Kaum Marxis menentang dan melawan segala bentuk penindasan atau diskriminasi. Namun dalam melawan penindasan dan diskriminasi, kita tidak boleh lupa  tujuan utama kita adalah perjuangan untuk sosialisme, dan yang terpenting, membela persatuan kelas pekerja. Kami mendukung persatuan penuh kelas pekerja, terlepas dari perbedaan gender, kebangsaan, bahasa atau agama. Apa pun yang berfungsi untuk memelihara kesatuan kelas pekerja dan meningkatkan kesadaran kelasnya adalah sesuatu yang progresif. Apa pun yang cenderung memecah belah pekerja karena alasan apa pun adalah reaksioner dan harus diperangi.
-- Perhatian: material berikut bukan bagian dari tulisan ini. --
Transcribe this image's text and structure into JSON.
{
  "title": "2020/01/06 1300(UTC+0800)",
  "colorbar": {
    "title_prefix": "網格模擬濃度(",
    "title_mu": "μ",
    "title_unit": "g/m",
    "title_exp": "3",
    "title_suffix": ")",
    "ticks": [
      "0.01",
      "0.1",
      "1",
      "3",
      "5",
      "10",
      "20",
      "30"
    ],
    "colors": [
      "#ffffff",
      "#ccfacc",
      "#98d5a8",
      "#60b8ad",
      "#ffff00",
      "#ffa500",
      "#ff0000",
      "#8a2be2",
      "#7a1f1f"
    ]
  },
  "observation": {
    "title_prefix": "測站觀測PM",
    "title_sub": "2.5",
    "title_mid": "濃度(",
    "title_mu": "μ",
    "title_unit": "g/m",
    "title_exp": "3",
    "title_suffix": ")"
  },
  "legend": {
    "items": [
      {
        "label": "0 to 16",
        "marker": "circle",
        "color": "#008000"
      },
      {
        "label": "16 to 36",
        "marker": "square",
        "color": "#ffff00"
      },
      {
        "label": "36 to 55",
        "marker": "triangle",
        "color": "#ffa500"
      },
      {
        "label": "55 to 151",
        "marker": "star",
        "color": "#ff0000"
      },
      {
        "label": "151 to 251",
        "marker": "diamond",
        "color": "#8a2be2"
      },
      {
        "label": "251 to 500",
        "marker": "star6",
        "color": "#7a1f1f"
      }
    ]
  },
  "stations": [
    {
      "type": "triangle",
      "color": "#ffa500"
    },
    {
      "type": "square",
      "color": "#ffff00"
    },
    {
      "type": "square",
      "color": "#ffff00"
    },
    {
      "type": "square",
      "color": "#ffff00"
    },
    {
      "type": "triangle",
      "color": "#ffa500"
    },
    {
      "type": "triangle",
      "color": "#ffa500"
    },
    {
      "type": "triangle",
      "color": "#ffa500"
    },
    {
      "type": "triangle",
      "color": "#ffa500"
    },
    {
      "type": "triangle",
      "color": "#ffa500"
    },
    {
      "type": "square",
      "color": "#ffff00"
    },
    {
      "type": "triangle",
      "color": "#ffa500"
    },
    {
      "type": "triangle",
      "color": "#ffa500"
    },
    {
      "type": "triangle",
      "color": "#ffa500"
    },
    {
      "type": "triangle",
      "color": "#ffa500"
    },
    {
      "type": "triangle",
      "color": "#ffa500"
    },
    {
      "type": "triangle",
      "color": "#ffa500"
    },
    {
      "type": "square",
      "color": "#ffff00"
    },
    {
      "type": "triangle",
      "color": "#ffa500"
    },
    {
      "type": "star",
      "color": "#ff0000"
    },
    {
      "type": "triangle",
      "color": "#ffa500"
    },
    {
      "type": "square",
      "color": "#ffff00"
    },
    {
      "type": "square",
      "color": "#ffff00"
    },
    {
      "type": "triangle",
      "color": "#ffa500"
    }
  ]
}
Penindasan terhadap perempuan dan penindasan spesifik terhadap pekerja perempuan -- merupakan bagian integral dari kapitalisme seperti halnya perusakan lingkungan atau penindasan nasional.Â
 Tidak ada kapitalisme tanpa perbudakan rumah tangga atau "beban ganda" perempuan kelas pekerja; tidak ada kapitalisme tanpa kehancuran bumi demi memuaskan dahaga keuntungan perusahaan-perusahaan multinasional; dan tidak ada kapitalisme tanpa perbudakan masyarakat kecil oleh kekuatan imperialis untuk menjarah sumber daya mereka dan memastikan dominasi mereka atas negara lain. Oleh karena itu, transformasi sosialis dalam masyarakat yang dipimpin oleh kelas pekerja adalah satu-satunya cara untuk menghilangkan semua kejahatan ini.
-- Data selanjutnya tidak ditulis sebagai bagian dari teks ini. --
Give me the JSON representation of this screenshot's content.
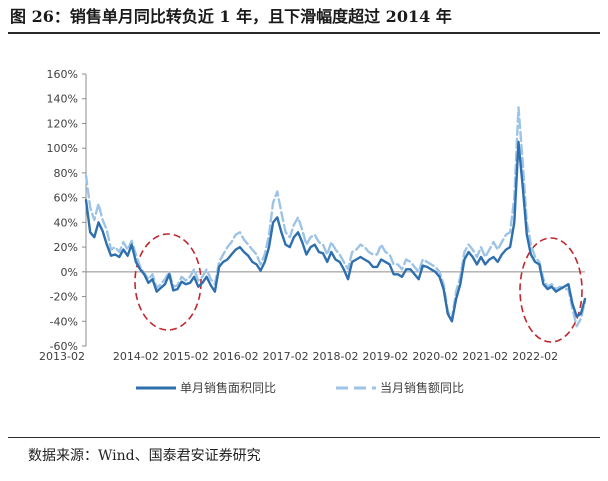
{
  "header": {
    "title": "图 26：销售单月同比转负近 1 年，且下滑幅度超过 2014 年"
  },
  "footer": {
    "source": "数据来源：Wind、国泰君安证券研究"
  },
  "colors": {
    "area_series": "#2e6fad",
    "amount_series": "#9dc3e6",
    "annotation": "#c0282d"
  },
  "chart_data": {
    "type": "line",
    "title": "",
    "xlabel": "",
    "ylabel": "",
    "ylim": [
      -60,
      160
    ],
    "y_ticks": [
      "160%",
      "140%",
      "120%",
      "100%",
      "80%",
      "60%",
      "40%",
      "20%",
      "0%",
      "-20%",
      "-40%",
      "-60%"
    ],
    "x_ticks": [
      "2013-02",
      "2014-02",
      "2015-02",
      "2016-02",
      "2017-02",
      "2018-02",
      "2019-02",
      "2020-02",
      "2021-02",
      "2022-02"
    ],
    "legend": {
      "position": "bottom"
    },
    "grid": false,
    "annotations": [
      {
        "type": "ellipse",
        "style": "dashed",
        "label": "",
        "period": "2014-2015"
      },
      {
        "type": "ellipse",
        "style": "dashed",
        "label": "",
        "period": "2021-2022"
      }
    ],
    "series": [
      {
        "name": "单月销售面积同比",
        "style": "solid",
        "points": [
          [
            "2013-02",
            58
          ],
          [
            "2013-03",
            32
          ],
          [
            "2013-04",
            28
          ],
          [
            "2013-05",
            40
          ],
          [
            "2013-06",
            33
          ],
          [
            "2013-07",
            22
          ],
          [
            "2013-08",
            13
          ],
          [
            "2013-09",
            14
          ],
          [
            "2013-10",
            12
          ],
          [
            "2013-11",
            18
          ],
          [
            "2013-12",
            13
          ],
          [
            "2014-01",
            22
          ],
          [
            "2014-02",
            8
          ],
          [
            "2014-03",
            2
          ],
          [
            "2014-04",
            -2
          ],
          [
            "2014-05",
            -9
          ],
          [
            "2014-06",
            -6
          ],
          [
            "2014-07",
            -16
          ],
          [
            "2014-08",
            -13
          ],
          [
            "2014-09",
            -10
          ],
          [
            "2014-10",
            -2
          ],
          [
            "2014-11",
            -15
          ],
          [
            "2014-12",
            -14
          ],
          [
            "2015-01",
            -8
          ],
          [
            "2015-02",
            -10
          ],
          [
            "2015-03",
            -9
          ],
          [
            "2015-04",
            -4
          ],
          [
            "2015-05",
            -12
          ],
          [
            "2015-06",
            -9
          ],
          [
            "2015-07",
            -4
          ],
          [
            "2015-08",
            -11
          ],
          [
            "2015-09",
            -16
          ],
          [
            "2015-10",
            4
          ],
          [
            "2015-11",
            8
          ],
          [
            "2015-12",
            10
          ],
          [
            "2016-01",
            14
          ],
          [
            "2016-02",
            18
          ],
          [
            "2016-03",
            20
          ],
          [
            "2016-04",
            16
          ],
          [
            "2016-05",
            13
          ],
          [
            "2016-06",
            8
          ],
          [
            "2016-07",
            6
          ],
          [
            "2016-08",
            1
          ],
          [
            "2016-09",
            8
          ],
          [
            "2016-10",
            20
          ],
          [
            "2016-11",
            40
          ],
          [
            "2016-12",
            44
          ],
          [
            "2017-01",
            32
          ],
          [
            "2017-02",
            22
          ],
          [
            "2017-03",
            20
          ],
          [
            "2017-04",
            28
          ],
          [
            "2017-05",
            32
          ],
          [
            "2017-06",
            24
          ],
          [
            "2017-07",
            14
          ],
          [
            "2017-08",
            20
          ],
          [
            "2017-09",
            22
          ],
          [
            "2017-10",
            16
          ],
          [
            "2017-11",
            15
          ],
          [
            "2017-12",
            8
          ],
          [
            "2018-01",
            16
          ],
          [
            "2018-02",
            10
          ],
          [
            "2018-03",
            8
          ],
          [
            "2018-04",
            2
          ],
          [
            "2018-05",
            -6
          ],
          [
            "2018-06",
            8
          ],
          [
            "2018-07",
            10
          ],
          [
            "2018-08",
            12
          ],
          [
            "2018-09",
            10
          ],
          [
            "2018-10",
            8
          ],
          [
            "2018-11",
            4
          ],
          [
            "2018-12",
            4
          ],
          [
            "2019-01",
            10
          ],
          [
            "2019-02",
            8
          ],
          [
            "2019-03",
            6
          ],
          [
            "2019-04",
            -2
          ],
          [
            "2019-05",
            -2
          ],
          [
            "2019-06",
            -4
          ],
          [
            "2019-07",
            2
          ],
          [
            "2019-08",
            2
          ],
          [
            "2019-09",
            -2
          ],
          [
            "2019-10",
            -6
          ],
          [
            "2019-11",
            5
          ],
          [
            "2019-12",
            4
          ],
          [
            "2020-01",
            2
          ],
          [
            "2020-02",
            0
          ],
          [
            "2020-03",
            -4
          ],
          [
            "2020-04",
            -14
          ],
          [
            "2020-05",
            -34
          ],
          [
            "2020-06",
            -40
          ],
          [
            "2020-07",
            -22
          ],
          [
            "2020-08",
            -10
          ],
          [
            "2020-09",
            10
          ],
          [
            "2020-10",
            16
          ],
          [
            "2020-11",
            12
          ],
          [
            "2020-12",
            6
          ],
          [
            "2021-01",
            12
          ],
          [
            "2021-02",
            6
          ],
          [
            "2021-03",
            10
          ],
          [
            "2021-04",
            12
          ],
          [
            "2021-05",
            8
          ],
          [
            "2021-06",
            14
          ],
          [
            "2021-07",
            18
          ],
          [
            "2021-08",
            20
          ],
          [
            "2021-09",
            40
          ],
          [
            "2021-10",
            105
          ],
          [
            "2021-11",
            70
          ],
          [
            "2021-12",
            30
          ],
          [
            "2022-01",
            14
          ],
          [
            "2022-02",
            8
          ],
          [
            "2022-03",
            6
          ],
          [
            "2022-04",
            -10
          ],
          [
            "2022-05",
            -14
          ],
          [
            "2022-06",
            -12
          ],
          [
            "2022-07",
            -16
          ],
          [
            "2022-08",
            -14
          ],
          [
            "2022-09",
            -12
          ],
          [
            "2022-10",
            -10
          ],
          [
            "2022-11",
            -26
          ],
          [
            "2022-12",
            -36
          ],
          [
            "2023-01",
            -34
          ],
          [
            "2023-02",
            -22
          ]
        ]
      },
      {
        "name": "当月销售额同比",
        "style": "dashed",
        "points": [
          [
            "2013-02",
            78
          ],
          [
            "2013-03",
            52
          ],
          [
            "2013-04",
            42
          ],
          [
            "2013-05",
            55
          ],
          [
            "2013-06",
            42
          ],
          [
            "2013-07",
            34
          ],
          [
            "2013-08",
            18
          ],
          [
            "2013-09",
            20
          ],
          [
            "2013-10",
            16
          ],
          [
            "2013-11",
            24
          ],
          [
            "2013-12",
            18
          ],
          [
            "2014-01",
            25
          ],
          [
            "2014-02",
            14
          ],
          [
            "2014-03",
            4
          ],
          [
            "2014-04",
            -1
          ],
          [
            "2014-05",
            -6
          ],
          [
            "2014-06",
            -2
          ],
          [
            "2014-07",
            -13
          ],
          [
            "2014-08",
            -10
          ],
          [
            "2014-09",
            -6
          ],
          [
            "2014-10",
            0
          ],
          [
            "2014-11",
            -12
          ],
          [
            "2014-12",
            -11
          ],
          [
            "2015-01",
            -4
          ],
          [
            "2015-02",
            -7
          ],
          [
            "2015-03",
            -4
          ],
          [
            "2015-04",
            2
          ],
          [
            "2015-05",
            -7
          ],
          [
            "2015-06",
            -4
          ],
          [
            "2015-07",
            2
          ],
          [
            "2015-08",
            -6
          ],
          [
            "2015-09",
            -10
          ],
          [
            "2015-10",
            8
          ],
          [
            "2015-11",
            14
          ],
          [
            "2015-12",
            20
          ],
          [
            "2016-01",
            24
          ],
          [
            "2016-02",
            30
          ],
          [
            "2016-03",
            32
          ],
          [
            "2016-04",
            26
          ],
          [
            "2016-05",
            22
          ],
          [
            "2016-06",
            18
          ],
          [
            "2016-07",
            14
          ],
          [
            "2016-08",
            6
          ],
          [
            "2016-09",
            14
          ],
          [
            "2016-10",
            30
          ],
          [
            "2016-11",
            56
          ],
          [
            "2016-12",
            65
          ],
          [
            "2017-01",
            48
          ],
          [
            "2017-02",
            32
          ],
          [
            "2017-03",
            28
          ],
          [
            "2017-04",
            38
          ],
          [
            "2017-05",
            44
          ],
          [
            "2017-06",
            34
          ],
          [
            "2017-07",
            22
          ],
          [
            "2017-08",
            28
          ],
          [
            "2017-09",
            30
          ],
          [
            "2017-10",
            24
          ],
          [
            "2017-11",
            22
          ],
          [
            "2017-12",
            14
          ],
          [
            "2018-01",
            24
          ],
          [
            "2018-02",
            18
          ],
          [
            "2018-03",
            14
          ],
          [
            "2018-04",
            8
          ],
          [
            "2018-05",
            2
          ],
          [
            "2018-06",
            16
          ],
          [
            "2018-07",
            18
          ],
          [
            "2018-08",
            22
          ],
          [
            "2018-09",
            20
          ],
          [
            "2018-10",
            16
          ],
          [
            "2018-11",
            14
          ],
          [
            "2018-12",
            14
          ],
          [
            "2019-01",
            22
          ],
          [
            "2019-02",
            16
          ],
          [
            "2019-03",
            14
          ],
          [
            "2019-04",
            6
          ],
          [
            "2019-05",
            6
          ],
          [
            "2019-06",
            2
          ],
          [
            "2019-07",
            10
          ],
          [
            "2019-08",
            8
          ],
          [
            "2019-09",
            4
          ],
          [
            "2019-10",
            0
          ],
          [
            "2019-11",
            10
          ],
          [
            "2019-12",
            8
          ],
          [
            "2020-01",
            6
          ],
          [
            "2020-02",
            4
          ],
          [
            "2020-03",
            0
          ],
          [
            "2020-04",
            -10
          ],
          [
            "2020-05",
            -32
          ],
          [
            "2020-06",
            -38
          ],
          [
            "2020-07",
            -16
          ],
          [
            "2020-08",
            -4
          ],
          [
            "2020-09",
            16
          ],
          [
            "2020-10",
            22
          ],
          [
            "2020-11",
            18
          ],
          [
            "2020-12",
            12
          ],
          [
            "2021-01",
            20
          ],
          [
            "2021-02",
            12
          ],
          [
            "2021-03",
            18
          ],
          [
            "2021-04",
            24
          ],
          [
            "2021-05",
            18
          ],
          [
            "2021-06",
            24
          ],
          [
            "2021-07",
            30
          ],
          [
            "2021-08",
            32
          ],
          [
            "2021-09",
            60
          ],
          [
            "2021-10",
            133
          ],
          [
            "2021-11",
            90
          ],
          [
            "2021-12",
            40
          ],
          [
            "2022-01",
            22
          ],
          [
            "2022-02",
            12
          ],
          [
            "2022-03",
            8
          ],
          [
            "2022-04",
            -6
          ],
          [
            "2022-05",
            -12
          ],
          [
            "2022-06",
            -10
          ],
          [
            "2022-07",
            -14
          ],
          [
            "2022-08",
            -12
          ],
          [
            "2022-09",
            -14
          ],
          [
            "2022-10",
            -14
          ],
          [
            "2022-11",
            -30
          ],
          [
            "2022-12",
            -44
          ],
          [
            "2023-01",
            -38
          ],
          [
            "2023-02",
            -24
          ]
        ]
      }
    ]
  }
}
Birokrasi gerakan buruh telah belajar untuk mengadu domba kelompok pekerja yang berbeda dan membiarkan perbedaan upah di antara berbagai bagian kelas pekerja. Untuk mencari kehidupan yang mudah dan berkompromi dengan atasan, para pemimpin serikat pekerja mengkhianati kelompok pekerja tertentu demi mendapatkan konsesi dari kelompok lain. Di semakin banyak negara, birokrasi secara sistematis menggunakan "diskriminasi positif" untuk mengisi posisi kepemimpinan dalam gerakan buruh dengan elemen karir yang memanfaatkan gender atau keturunan mereka untuk maju. Birokrasi sayap kanan membantu mereka dalam hal ini, dan mereka menyingkirkan kandidat-kandidat sayap kiri.
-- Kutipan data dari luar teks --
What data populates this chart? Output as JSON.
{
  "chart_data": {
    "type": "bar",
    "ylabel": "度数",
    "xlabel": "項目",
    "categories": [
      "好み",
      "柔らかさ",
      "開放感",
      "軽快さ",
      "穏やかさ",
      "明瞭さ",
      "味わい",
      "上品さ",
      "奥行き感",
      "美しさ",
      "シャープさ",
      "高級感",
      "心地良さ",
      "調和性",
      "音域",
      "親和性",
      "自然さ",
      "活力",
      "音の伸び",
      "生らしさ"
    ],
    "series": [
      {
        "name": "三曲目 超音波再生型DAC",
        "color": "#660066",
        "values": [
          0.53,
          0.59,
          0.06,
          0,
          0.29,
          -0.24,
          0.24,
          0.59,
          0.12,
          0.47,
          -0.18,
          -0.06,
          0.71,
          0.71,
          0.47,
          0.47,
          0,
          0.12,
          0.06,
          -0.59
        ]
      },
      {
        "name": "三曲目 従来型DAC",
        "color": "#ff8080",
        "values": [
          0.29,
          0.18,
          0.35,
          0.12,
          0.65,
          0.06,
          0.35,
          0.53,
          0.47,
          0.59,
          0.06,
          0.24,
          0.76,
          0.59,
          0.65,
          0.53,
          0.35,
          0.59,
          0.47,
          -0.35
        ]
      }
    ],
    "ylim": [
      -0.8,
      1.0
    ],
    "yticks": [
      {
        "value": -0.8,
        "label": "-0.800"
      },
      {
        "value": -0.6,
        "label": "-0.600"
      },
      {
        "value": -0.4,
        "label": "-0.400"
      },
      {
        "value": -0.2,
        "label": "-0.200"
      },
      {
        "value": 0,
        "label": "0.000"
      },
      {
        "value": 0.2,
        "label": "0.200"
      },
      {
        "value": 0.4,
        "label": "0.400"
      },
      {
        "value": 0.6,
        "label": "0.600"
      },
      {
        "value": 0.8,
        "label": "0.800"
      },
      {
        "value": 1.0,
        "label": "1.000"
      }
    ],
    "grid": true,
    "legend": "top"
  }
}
Para birokrat, karena kepentingan pribadi, berusaha untuk mendirikan "tempat cadangan" bagi perempuan, kulit hitam dan sejenisnya. Para pemimpin serikat pekerja khususnya menggunakan alat ini untuk melemahkan komposisi badan-badan terpilih. Mereka mengandalkan kelompok birokrat karieris yang konon termasuk dalam "kelompok khusus" tersebut yang kemudian menaiki tangga karier melalui promosi tersebut. Mereka dengan senang hati mendukung pimpinan selama mereka diperbolehkan mengerjakan "topik mereka" secara mandiri. Alih-alih memiliki kepemimpinan yang mewakili "kelompok-kelompok khusus" ini, Anda malah mendapatkan kepemimpinan yang kurang representatif yang tidak dipilih berdasarkan posisi politik sebenarnya, namun hanya untuk mengisi kuota dan sejenisnya.
Penekanan pada gender atau ras sebagai isu utama cenderung memecah-belah masyarakat, namun tidak berdasarkan kelas, melainkan berdasarkan garis lain. Hal ini mempunyai konsekuensi yang sangat negatif bagi kelas pekerja. Bukan suatu kebetulan  para pemimpin serikat pekerja sayap kanan, dan khususnya kaum reformis dan reformis sayap kiri, di mana pun menggunakan "kebenaran politik" dan politik identitas untuk mengalihkan perhatian dari perjuangan kelas dan masalah nyata yang dihadapi kelas pekerja. Mereka fokus pada isu-isu bahasa dibandingkan terlibat dalam perjuangan kelas melawan penindasan.
Ide-ide jahat ini adalah senjata di tangan kelompok birokrasi serikat pekerja yang paling reaksioner, yang peran utamanya adalah menjadi polisi untuk menjaga kelas pekerja, membatasi ruang lingkup dan keberhasilan perjuangan kelas mereka. Di dalam metode kepolisian birokrasi yang tradisional -- ancaman tindakan disipliner, pemecatan dewan pekerja militan, pengusiran, dan lain-lain -- masih terdapat metode lain: intimidasi dan perburuan penyihir yang dilakukan oleh para fanatik politik identitas.
Pada kongres serikat pekerja di Inggris, para pendukung kebijakan identitas mengajukan mosi  serikat pekerja harus menerima segala tuduhan pelecehan seksual yang dilakukan oleh perempuan terhadap laki-laki, tanpa bukti selain dari perkataan orang yang bersangkutan.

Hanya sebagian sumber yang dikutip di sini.